23 October 2021

British defence strategy is undergoing a naval tilt


In a country of grand titles, no official holds a loftier one than Britain’s first sea lord, the head of the Royal Navy, whose office predates that of the prime minister. Now Admiral Sir Tony Radakin, the incumbent, has been handed dominion over not just the oceans, but also land, air and space. On October 7th the government announced that he would become the next chief of defence staff, the country’s most senior military officer, to replace General Sir Nick Carter on November 30th.

Admiral Radakin, a trained barrister born in Oldham, in the north of England, will be the first naval officer to hold the top job in almost two decades. That is no coincidence. After 20 years of grinding land warfare in Iraq and Afghanistan—the latter concluding in disastrous fashion in August, with the fall of Kabul—British defence strategy is once more acquiring a pronounced naval flavour.

In March the government published a review of foreign policy that emphasised Britain’s role as a “maritime trading nation”. It promised to deepen the country’s connections to Asia, Africa and the Gulf and set out a “tilt” to the Indo-Pacific. A subsequent defence review said that the armed forces would be designed for “permanent and persistent global engagement”, not just preparing for big wars.

One manifestation of this maritime tilt is that while the army is being shrunk, the navy’s fleet is planned to grow to 24 frigates and destroyers by the 2030s, though with a lean period over the coming decade. In a speech in May Admiral Radakin hailed a “renaissance of British shipbuilding”.

Today’s ships are being worked hard. Last year the Royal Navy sent ships to the Barents Sea, the heart of Russian naval power, for the first time since the cold war. In August a British destroyer skirted Crimean waters, drawing fire from Russia’s coastguard. The crown jewel of the fleet, a carrier strike group built around hms Queen Elizabeth, one of two new aircraft-carriers, is voyaging through Asia. On September 27th one of its destroyers passed through the Taiwan Strait, becoming the first British warship to do so in 13 years.

Some sailors will stay far from home. The Royal Navy plans to deploy two small vessels to Asia permanently. Though it will stretch the navy thin, a pair of “littoral response groups”, in essence a handful of commando-packed amphibious ships, will deploy in the North Atlantic this year, and to Oman, in the Indian Ocean, in 2023.

These strategic shifts—a maritime turn, greater attention to Asia and an emphasis on using the navy to make friends—came together in the aukus pact of September 15th, in which America and Britain agreed to help Australia build nuclear submarines to deter China. It cannot have hurt Admiral Radakin’s candidacy that he helped negotiate the agreement.

Meanwhile on land, the mood is glummer. Having provided six of the past ten defence chiefs, the British Army saw Admiral Radakin chosen ahead of two of its own: General Sir Mark Carleton-Smith, chief of the general staff (the head of the army) and General Sir Patrick Sanders, who leads Strategic Command, which controls special forces and cyber capabilities.

Despite its active role during the pandemic last year and its response to the fuel crisis this month, as well as its successful airlift from Kabul, the army is smarting from brutal cuts in the defence review. But it has also botched key projects. Ajax, an armoured reconnaissance vehicle that was supposed to serve as the digital hub for Britain’s future armoured division, is suffering from potentially crippling problems with vibration and may have to be scrapped. Francis Tusa, a defence analyst, says that some in the army are worried that it will not be able to deliver a high-readiness brigade (roughly 5,000 troops) to nato by 2024, as promised, because of equipment shortages.

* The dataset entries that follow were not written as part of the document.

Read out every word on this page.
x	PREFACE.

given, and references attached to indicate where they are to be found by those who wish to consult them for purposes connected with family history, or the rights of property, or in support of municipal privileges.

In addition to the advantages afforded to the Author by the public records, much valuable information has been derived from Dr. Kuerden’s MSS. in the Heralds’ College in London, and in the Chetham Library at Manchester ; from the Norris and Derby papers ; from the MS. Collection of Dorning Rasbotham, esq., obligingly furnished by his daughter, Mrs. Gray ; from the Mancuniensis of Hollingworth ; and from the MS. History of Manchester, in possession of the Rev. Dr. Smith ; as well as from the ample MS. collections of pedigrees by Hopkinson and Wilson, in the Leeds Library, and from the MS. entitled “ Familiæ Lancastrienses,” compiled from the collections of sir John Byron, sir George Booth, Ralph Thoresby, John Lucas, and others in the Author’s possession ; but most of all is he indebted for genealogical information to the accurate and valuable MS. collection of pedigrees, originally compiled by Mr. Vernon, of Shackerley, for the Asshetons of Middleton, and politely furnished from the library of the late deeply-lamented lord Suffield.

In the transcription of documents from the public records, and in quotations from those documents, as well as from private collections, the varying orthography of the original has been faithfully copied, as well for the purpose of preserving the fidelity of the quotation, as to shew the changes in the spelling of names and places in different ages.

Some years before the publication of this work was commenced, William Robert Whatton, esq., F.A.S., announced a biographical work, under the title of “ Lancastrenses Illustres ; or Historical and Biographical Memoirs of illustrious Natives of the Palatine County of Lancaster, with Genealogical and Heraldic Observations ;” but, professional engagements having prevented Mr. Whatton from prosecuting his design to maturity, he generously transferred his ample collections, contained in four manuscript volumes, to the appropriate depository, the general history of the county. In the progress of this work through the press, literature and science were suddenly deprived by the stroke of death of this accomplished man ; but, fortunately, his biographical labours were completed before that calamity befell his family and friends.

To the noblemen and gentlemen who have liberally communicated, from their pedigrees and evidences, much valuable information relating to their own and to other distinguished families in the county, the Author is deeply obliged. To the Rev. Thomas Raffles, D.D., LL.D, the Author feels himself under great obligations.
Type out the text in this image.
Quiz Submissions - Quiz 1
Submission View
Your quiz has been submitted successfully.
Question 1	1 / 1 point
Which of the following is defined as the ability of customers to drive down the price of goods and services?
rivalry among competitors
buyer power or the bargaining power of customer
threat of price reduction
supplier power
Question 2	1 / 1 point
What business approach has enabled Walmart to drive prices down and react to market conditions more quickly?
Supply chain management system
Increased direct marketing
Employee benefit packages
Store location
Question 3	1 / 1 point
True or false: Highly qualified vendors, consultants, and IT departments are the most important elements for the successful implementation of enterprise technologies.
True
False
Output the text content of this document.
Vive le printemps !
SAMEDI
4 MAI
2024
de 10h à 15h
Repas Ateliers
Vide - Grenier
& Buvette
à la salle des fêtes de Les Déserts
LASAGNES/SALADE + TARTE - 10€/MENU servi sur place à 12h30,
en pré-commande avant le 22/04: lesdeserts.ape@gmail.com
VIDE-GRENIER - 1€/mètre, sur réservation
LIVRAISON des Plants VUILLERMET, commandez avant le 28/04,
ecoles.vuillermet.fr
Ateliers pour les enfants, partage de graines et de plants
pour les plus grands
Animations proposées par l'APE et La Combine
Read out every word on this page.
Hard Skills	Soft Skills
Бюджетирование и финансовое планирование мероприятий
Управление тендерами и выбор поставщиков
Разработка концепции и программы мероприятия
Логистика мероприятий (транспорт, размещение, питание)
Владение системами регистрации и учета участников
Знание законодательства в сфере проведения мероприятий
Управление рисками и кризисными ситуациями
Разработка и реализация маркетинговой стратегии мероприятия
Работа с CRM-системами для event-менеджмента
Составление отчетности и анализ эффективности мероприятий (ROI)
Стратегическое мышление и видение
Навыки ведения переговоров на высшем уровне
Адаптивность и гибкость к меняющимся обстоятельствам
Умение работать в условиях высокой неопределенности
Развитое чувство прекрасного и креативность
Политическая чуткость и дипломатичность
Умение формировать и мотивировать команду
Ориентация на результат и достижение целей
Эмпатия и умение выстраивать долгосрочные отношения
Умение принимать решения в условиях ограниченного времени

The army, caught between peacetime missions that require light infantry, and preparation for high-end warfare with heavier forces, “is in danger of no longer having a clear role—or being able to perform one”, warns Anthony King of Warwick University, who advises the army. Preserving inter-service harmony may require Admiral Radakin to pay close heed to the Royal Marines’ motto: per mare, per terram—by sea, by land.